Gaming Interaction : Conversations and Competencies in Internet Cafés

University dissertation from Linköping : Linköping University Electronic Press

Abstract: The dissertation analyzes interaction in adolescents’ computer gaming. Through the use of video recordings in internet cafés, players’ communicative practices are illuminated. Ethnomethodological and interaction analytical perspectives are used to explicate the participants’ methods for meaning-making in the gaming. The aim of the thesis is to investigate how this co-located interaction sets conditions for game playing as a social activity. The dissertation contains four empirical studies. The first addresses the semiotic resources that the players use in collaborative gaming. It shows how gaming activities involve configurations of semiotic resources that are only available in co-located gaming, such as pointing at the screen or rotating your body towards coplayers. In the second study, the players’ use of so called professional vision is analyzed.
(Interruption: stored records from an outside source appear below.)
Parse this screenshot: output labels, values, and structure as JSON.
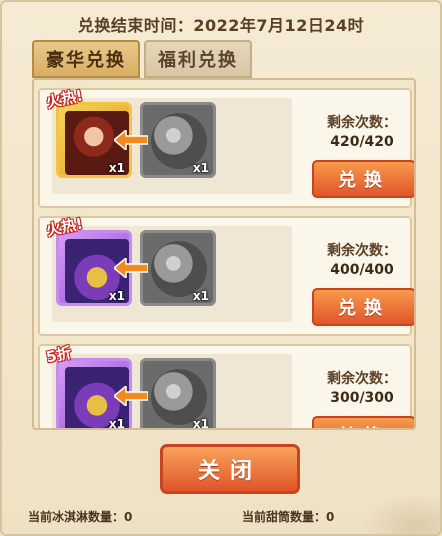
{
  "header": {
    "deadline_text": "兑换结束时间：2022年7月12日24时"
  },
  "tabs": [
    {
      "label": "豪华兑换",
      "active": true
    },
    {
      "label": "福利兑换",
      "active": false
    }
  ],
  "cards": [
    {
      "tag": "火热!",
      "reward_count": "x1",
      "cost_count": "x1",
      "remaining_label": "剩余次数：",
      "remaining_value": "420/420",
      "button_label": "兑换"
    },
    {
      "tag": "火热!",
      "reward_count": "x1",
      "cost_count": "x1",
      "remaining_label": "剩余次数：",
      "remaining_value": "400/400",
      "button_label": "兑换"
    },
    {
      "tag": "5折",
      "reward_count": "x1",
      "cost_count": "x1",
      "remaining_label": "剩余次数：",
      "remaining_value": "300/300",
      "button_label": "兑换"
    }
  ],
  "close_button": "关闭",
  "footer": {
    "icecream_label": "当前冰淇淋数量：0",
    "cone_label": "当前甜筒数量：0"
  },
  "colors": {
    "accent_orange": "#e2552a",
    "tag_red": "#c0201a",
    "panel_bg": "#f5ead3"
  },
  "icons": {
    "hero_icon": "hero-portrait-icon",
    "chest_icon": "treasure-chest-icon",
    "currency_icon": "icecream-cone-icon",
    "arrow_icon": "exchange-arrow-icon"
  }
}
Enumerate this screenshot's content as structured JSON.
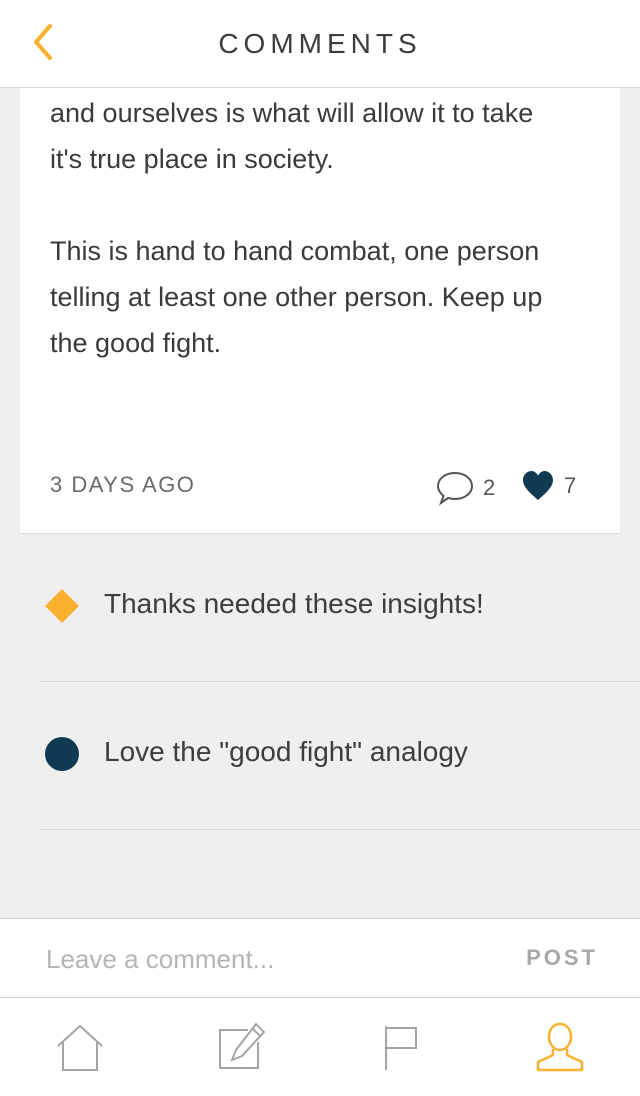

Experienced players instruct and discipline a novice’s vision by demonstrating how the interface is connected to the rules of the game. In situations with two experienced players, visual aspects of the game can be used to question other players’ competence, by pointing out, for example, what should be visible to them. The visual aspects of the game are thereby made relevant by the players when one of them has acted contrary to conventional practice. The third study addresses the strategies that players use for highlighting their own competence and questioning their coplayers’. In this way the players create local hierarchies, and in the community of practice in internet cafés there are clear elements of exclusion and competiveness. In the final study the relevance of blame for the gaming practices is examined. Blame is used both for highlighting the player’s own competence, at the expense of another player’s, and for enabling a joint analysis “game exegesis”, in which the causal structures of the gaming are examined by the players. The dissertation shows how a player’s competence is constituted out of action both on the screen and in the gamers’ joint, co-located interactions. Their possibilities for positioning themselves in the social community of gaming are conditioned, not only by their in-game skills, but also by their ability to use the communicative resources that the co-located gaming affords.